That number also does not include the use of LLMs by employees outside of official pilots. The MIT researchers found that around 90% of the companies they surveyed had a kind of AI shadow economy where workers were using personal chatbot accounts. But the value of that shadow economy was not measured.
When the Upwork study looked at how well agents completed tasks together with people who knew what they were doing, success rates shot up. The takeaway seems to be that a lot of people are figuring out for themselves how AI might help them with their jobs.
That fits with something the AI researcher and influencer (and coiner of the term “vibe coding”) Andrej Karpathy has noted: Chatbots are better than the average human at a lot of different things (think of giving legal advice, fixing bugs, doing high school math), but they are not better than an expert human. Karpathy suggests this may be why chatbots have proved popular with individual consumers, helping non-experts with everyday questions and tasks, but they have not upended the economy, which would require outperforming skilled employees at their jobs.

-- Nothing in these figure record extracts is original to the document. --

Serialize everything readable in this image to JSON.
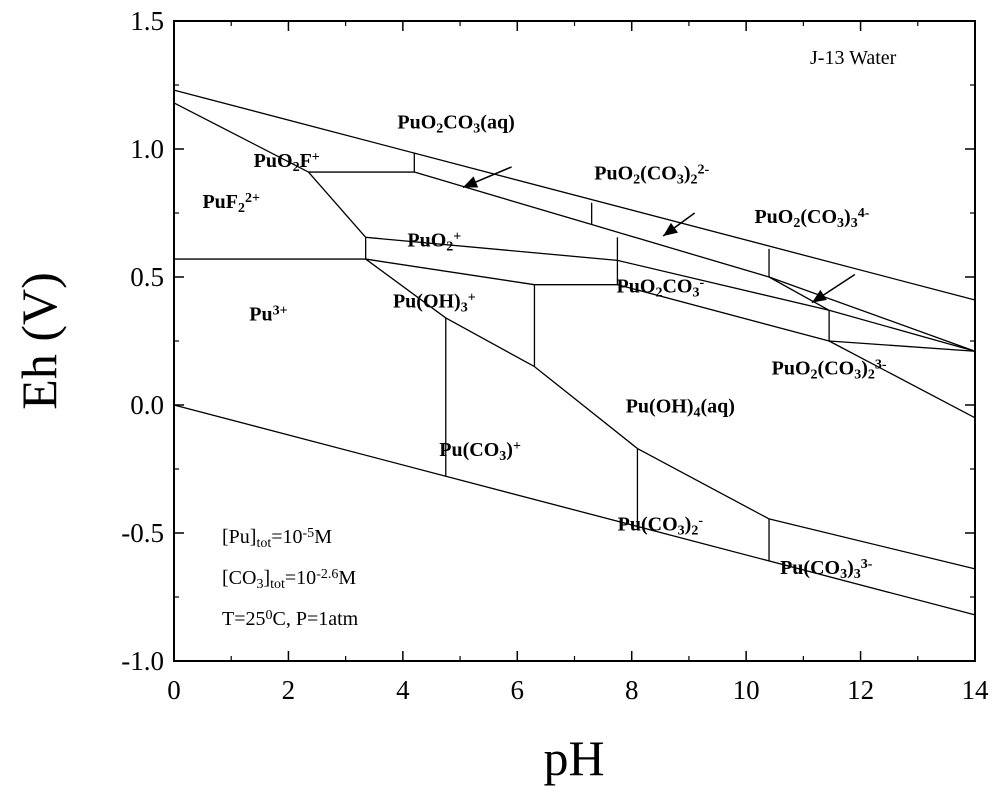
{
  "chart_data": {
    "type": "line",
    "title": "J-13 Water",
    "xlabel": "pH",
    "ylabel": "Eh (V)",
    "xlim": [
      0,
      14
    ],
    "ylim": [
      -1.0,
      1.5
    ],
    "x_ticks": [
      0,
      2,
      4,
      6,
      8,
      10,
      12,
      14
    ],
    "x_tick_labels": [
      "0",
      "2",
      "4",
      "6",
      "8",
      "10",
      "12",
      "14"
    ],
    "y_ticks": [
      -1.0,
      -0.5,
      0.0,
      0.5,
      1.0,
      1.5
    ],
    "y_tick_labels": [
      "-1.0",
      "-0.5",
      "0.0",
      "0.5",
      "1.0",
      "1.5"
    ],
    "grid": false,
    "boundaries": [
      {
        "points": [
          [
            0,
            1.23
          ],
          [
            14,
            0.41
          ]
        ]
      },
      {
        "points": [
          [
            0,
            0.0
          ],
          [
            14,
            -0.82
          ]
        ]
      },
      {
        "points": [
          [
            0,
            1.18
          ],
          [
            2.35,
            0.91
          ]
        ]
      },
      {
        "points": [
          [
            2.35,
            0.91
          ],
          [
            4.2,
            0.91
          ]
        ]
      },
      {
        "points": [
          [
            4.2,
            0.91
          ],
          [
            7.3,
            0.705
          ]
        ]
      },
      {
        "points": [
          [
            7.3,
            0.705
          ],
          [
            10.4,
            0.5
          ]
        ]
      },
      {
        "points": [
          [
            10.4,
            0.5
          ],
          [
            14,
            0.21
          ]
        ]
      },
      {
        "points": [
          [
            4.2,
            0.91
          ],
          [
            4.2,
            0.985
          ]
        ]
      },
      {
        "points": [
          [
            7.3,
            0.705
          ],
          [
            7.3,
            0.79
          ]
        ]
      },
      {
        "points": [
          [
            10.4,
            0.5
          ],
          [
            10.4,
            0.61
          ]
        ]
      },
      {
        "points": [
          [
            2.35,
            0.91
          ],
          [
            3.35,
            0.655
          ]
        ]
      },
      {
        "points": [
          [
            3.35,
            0.655
          ],
          [
            3.35,
            0.57
          ]
        ]
      },
      {
        "points": [
          [
            0,
            0.57
          ],
          [
            3.35,
            0.57
          ]
        ]
      },
      {
        "points": [
          [
            3.35,
            0.655
          ],
          [
            7.75,
            0.655
          ]
        ],
        "curve": [
          [
            3.35,
            0.655
          ],
          [
            7.75,
            0.565
          ]
        ]
      },
      {
        "points": [
          [
            7.75,
            0.565
          ],
          [
            11.45,
            0.37
          ]
        ]
      },
      {
        "points": [
          [
            11.45,
            0.37
          ],
          [
            14,
            0.21
          ]
        ]
      },
      {
        "points": [
          [
            7.75,
            0.655
          ],
          [
            7.75,
            0.47
          ]
        ]
      },
      {
        "points": [
          [
            6.3,
            0.47
          ],
          [
            7.75,
            0.47
          ]
        ]
      },
      {
        "points": [
          [
            3.35,
            0.57
          ],
          [
            6.3,
            0.47
          ]
        ]
      },
      {
        "points": [
          [
            7.75,
            0.47
          ],
          [
            11.45,
            0.25
          ]
        ]
      },
      {
        "points": [
          [
            11.45,
            0.25
          ],
          [
            14,
            0.21
          ]
        ]
      },
      {
        "points": [
          [
            11.45,
            0.37
          ],
          [
            11.45,
            0.25
          ]
        ]
      },
      {
        "points": [
          [
            10.4,
            0.5
          ],
          [
            11.45,
            0.37
          ]
        ]
      },
      {
        "points": [
          [
            11.45,
            0.25
          ],
          [
            14,
            -0.05
          ]
        ]
      },
      {
        "points": [
          [
            14,
            0.21
          ],
          [
            14,
            -0.05
          ]
        ]
      },
      {
        "points": [
          [
            3.35,
            0.57
          ],
          [
            4.75,
            0.34
          ]
        ]
      },
      {
        "points": [
          [
            4.75,
            0.34
          ],
          [
            6.3,
            0.15
          ]
        ]
      },
      {
        "points": [
          [
            6.3,
            0.47
          ],
          [
            6.3,
            0.15
          ]
        ]
      },
      {
        "points": [
          [
            4.75,
            0.34
          ],
          [
            4.75,
            -0.28
          ]
        ]
      },
      {
        "points": [
          [
            6.3,
            0.15
          ],
          [
            8.1,
            -0.17
          ]
        ]
      },
      {
        "points": [
          [
            8.1,
            -0.17
          ],
          [
            8.1,
            -0.48
          ]
        ]
      },
      {
        "points": [
          [
            8.1,
            -0.17
          ],
          [
            10.4,
            -0.445
          ]
        ]
      },
      {
        "points": [
          [
            10.4,
            -0.445
          ],
          [
            10.4,
            -0.61
          ]
        ]
      },
      {
        "points": [
          [
            10.4,
            -0.445
          ],
          [
            14,
            -0.64
          ]
        ]
      }
    ],
    "arrows": [
      {
        "from": [
          5.9,
          0.93
        ],
        "to": [
          5.05,
          0.85
        ]
      },
      {
        "from": [
          9.1,
          0.75
        ],
        "to": [
          8.55,
          0.66
        ]
      },
      {
        "from": [
          11.9,
          0.51
        ],
        "to": [
          11.15,
          0.4
        ]
      }
    ],
    "fields": [
      {
        "base": "PuO",
        "sub": "2",
        "sup": "",
        "rest": "CO",
        "sub2": "3",
        "sup2": "",
        "tail": "(aq)",
        "x": 4.93,
        "y": 1.08
      },
      {
        "base": "PuO",
        "sub": "2",
        "sup": "",
        "rest": "F",
        "sub2": "",
        "sup2": "+",
        "tail": "",
        "x": 1.97,
        "y": 0.93
      },
      {
        "base": "PuO",
        "sub": "2",
        "sup": "",
        "rest": "(CO",
        "sub2": "3",
        "sup2": "",
        "tail": ")",
        "tsub": "2",
        "tsup": "2-",
        "x": 8.35,
        "y": 0.88
      },
      {
        "base": "PuF",
        "sub": "2",
        "sup": "2+",
        "rest": "",
        "sub2": "",
        "sup2": "",
        "tail": "",
        "x": 1.0,
        "y": 0.77
      },
      {
        "base": "PuO",
        "sub": "2",
        "sup": "",
        "rest": "(CO",
        "sub2": "3",
        "sup2": "",
        "tail": ")",
        "tsub": "3",
        "tsup": "4-",
        "x": 11.15,
        "y": 0.71
      },
      {
        "base": "PuO",
        "sub": "2",
        "sup": "+",
        "rest": "",
        "sub2": "",
        "sup2": "",
        "tail": "",
        "x": 4.55,
        "y": 0.62
      },
      {
        "base": "PuO",
        "sub": "2",
        "sup": "",
        "rest": "CO",
        "sub2": "3",
        "sup2": "-",
        "tail": "",
        "x": 8.5,
        "y": 0.44
      },
      {
        "base": "Pu(OH)",
        "sub": "3",
        "sup": "+",
        "rest": "",
        "sub2": "",
        "sup2": "",
        "tail": "",
        "x": 4.55,
        "y": 0.38
      },
      {
        "base": "Pu",
        "sub": "",
        "sup": "3+",
        "rest": "",
        "sub2": "",
        "sup2": "",
        "tail": "",
        "x": 1.65,
        "y": 0.33
      },
      {
        "base": "PuO",
        "sub": "2",
        "sup": "",
        "rest": "(CO",
        "sub2": "3",
        "sup2": "",
        "tail": ")",
        "tsub": "2",
        "tsup": "3-",
        "x": 11.45,
        "y": 0.12
      },
      {
        "base": "Pu(OH)",
        "sub": "4",
        "sup": "",
        "rest": "",
        "sub2": "",
        "sup2": "",
        "tail": "(aq)",
        "x": 8.85,
        "y": -0.03
      },
      {
        "base": "Pu(CO",
        "sub": "3",
        "sup": "",
        "rest": ")",
        "sub2": "",
        "sup2": "+",
        "tail": "",
        "x": 5.35,
        "y": -0.2
      },
      {
        "base": "Pu(CO",
        "sub": "3",
        "sup": "",
        "rest": ")",
        "sub2": "2",
        "sup2": "-",
        "tail": "",
        "x": 8.5,
        "y": -0.49
      },
      {
        "base": "Pu(CO",
        "sub": "3",
        "sup": "",
        "rest": ")",
        "sub2": "3",
        "sup2": "3-",
        "tail": "",
        "x": 11.4,
        "y": -0.66
      }
    ],
    "annotations": {
      "note_title": "J-13 Water",
      "conditions": [
        {
          "base": "[Pu]",
          "sub": "tot",
          "mid": "=10",
          "sup": "-5",
          "tail": "M"
        },
        {
          "base": "[CO",
          "sub": "3",
          "mid": "]",
          "sub2": "tot",
          "mid2": "=10",
          "sup": "-2.6",
          "tail": "M"
        },
        {
          "base": "T=25",
          "sup": "0",
          "tail": "C, P=1atm"
        }
      ]
    }
  }
}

That may change. For now, don’t be surprised that AI has not (yet) had the impact on jobs that boosters said it would. AI is not a quick fix, and it cannot replace humans. But there’s a lot to play for. The ways in which AI could be integrated into everyday workflows and business pipelines are still being tried out.
03: Are we in a bubble? (If so, what kind of bubble?)

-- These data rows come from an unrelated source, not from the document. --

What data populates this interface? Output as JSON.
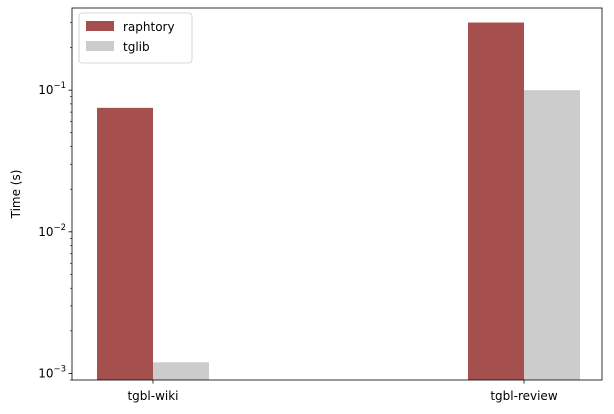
{
  "chart_data": {
    "type": "bar",
    "title": "",
    "xlabel": "",
    "ylabel": "Time (s)",
    "yscale": "log",
    "ylim": [
      0.0009,
      0.38
    ],
    "categories": [
      "tgbl-wiki",
      "tgbl-review"
    ],
    "series": [
      {
        "name": "raphtory",
        "values": [
          0.075,
          0.3
        ],
        "color": "#a64f4f"
      },
      {
        "name": "tglib",
        "values": [
          0.0012,
          0.1
        ],
        "color": "#cccccc"
      }
    ],
    "yticks": [
      {
        "value": 0.001,
        "base": "10",
        "exp": "−3"
      },
      {
        "value": 0.01,
        "base": "10",
        "exp": "−2"
      },
      {
        "value": 0.1,
        "base": "10",
        "exp": "−1"
      }
    ],
    "legend_position": "top-left",
    "grid": false
  }
}
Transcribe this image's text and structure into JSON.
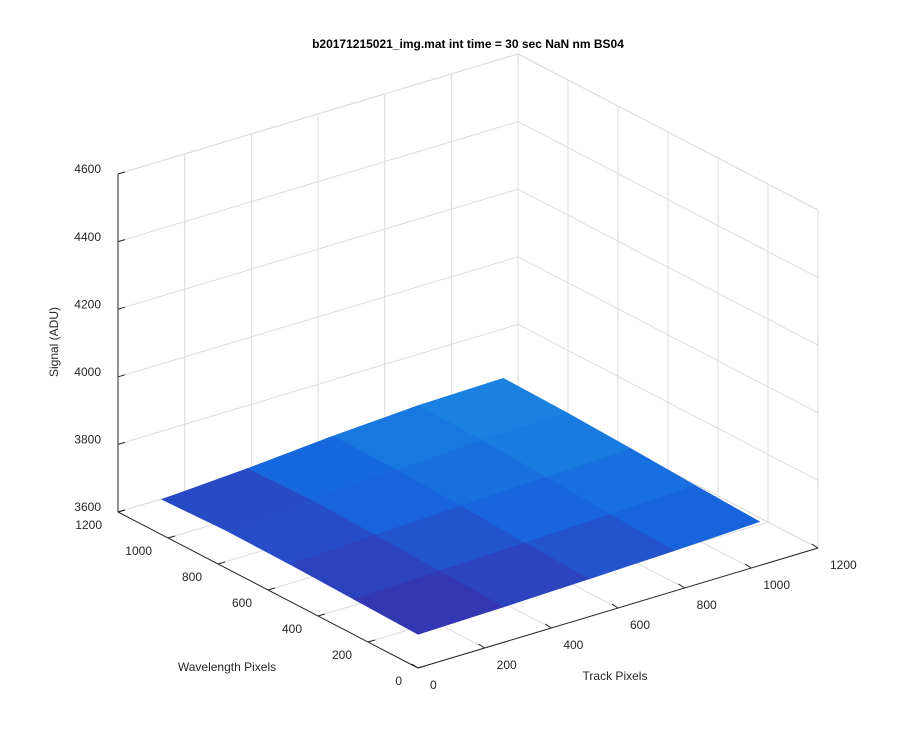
{
  "chart_data": {
    "type": "surface",
    "title": "b20171215021_img.mat int time = 30 sec  NaN nm BS04",
    "xlabel": "Track Pixels",
    "ylabel": "Wavelength Pixels",
    "zlabel": "Signal (ADU)",
    "xlim": [
      0,
      1200
    ],
    "ylim": [
      0,
      1200
    ],
    "zlim": [
      3600,
      4600
    ],
    "xticks": [
      0,
      200,
      400,
      600,
      800,
      1000,
      1200
    ],
    "yticks": [
      0,
      200,
      400,
      600,
      800,
      1000,
      1200
    ],
    "zticks": [
      3600,
      3800,
      4000,
      4200,
      4400,
      4600
    ],
    "grid": true,
    "colormap": [
      "#3b2ca8",
      "#1766df",
      "#1a86e0"
    ],
    "x": [
      0,
      256,
      512,
      768,
      1024
    ],
    "y": [
      0,
      256,
      512,
      768,
      1024
    ],
    "z": [
      [
        3700,
        3705,
        3712,
        3720,
        3730
      ],
      [
        3705,
        3712,
        3720,
        3728,
        3738
      ],
      [
        3710,
        3720,
        3730,
        3740,
        3748
      ],
      [
        3712,
        3725,
        3738,
        3750,
        3756
      ],
      [
        3705,
        3720,
        3740,
        3755,
        3760
      ]
    ]
  }
}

If AI is a bubble, is it like the subprime mortgage bubble of 2008 or the internet bubble of 2000? Because there’s a big difference.

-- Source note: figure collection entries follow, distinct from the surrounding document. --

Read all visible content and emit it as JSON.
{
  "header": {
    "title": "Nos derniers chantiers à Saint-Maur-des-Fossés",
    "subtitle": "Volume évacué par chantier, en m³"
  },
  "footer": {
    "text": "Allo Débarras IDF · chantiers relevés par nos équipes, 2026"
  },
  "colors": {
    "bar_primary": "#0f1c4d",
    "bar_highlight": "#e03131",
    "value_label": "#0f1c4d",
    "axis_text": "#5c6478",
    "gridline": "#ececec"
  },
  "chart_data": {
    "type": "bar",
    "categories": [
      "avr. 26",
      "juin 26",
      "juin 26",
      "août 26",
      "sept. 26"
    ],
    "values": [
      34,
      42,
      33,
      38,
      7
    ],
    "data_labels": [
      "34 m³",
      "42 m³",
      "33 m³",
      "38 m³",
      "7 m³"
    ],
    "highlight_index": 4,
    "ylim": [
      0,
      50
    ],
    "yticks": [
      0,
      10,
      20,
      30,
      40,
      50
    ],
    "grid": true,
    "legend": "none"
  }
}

The subprime bubble wiped out a big part of the economy, because when it burst it left nothing behind except debt and overvalued real estate. The dot-com bubble wiped out a lot of companies, which sent ripples across the world, but it left behind the infant internet—an international network of cables and a handful of startups, like Google and Amazon, that became the tech giants of today.
Then again, maybe we’re in a bubble unlike either of those. After all, there’s no real business model for LLMs right now. We don’t yet know what the killer app will be, or if there will even be one.
And many economists are concerned about the unprecedented amounts of money being sunk into the infrastructure required to build capacity and serve the projected demand. But what if that demand doesn’t materialize? Add to that the weird circularity of many of those deals—with Nvidia paying OpenAI to pay Nvidia, and so on—and it’s no surprise everybody’s got a different take on what’s coming.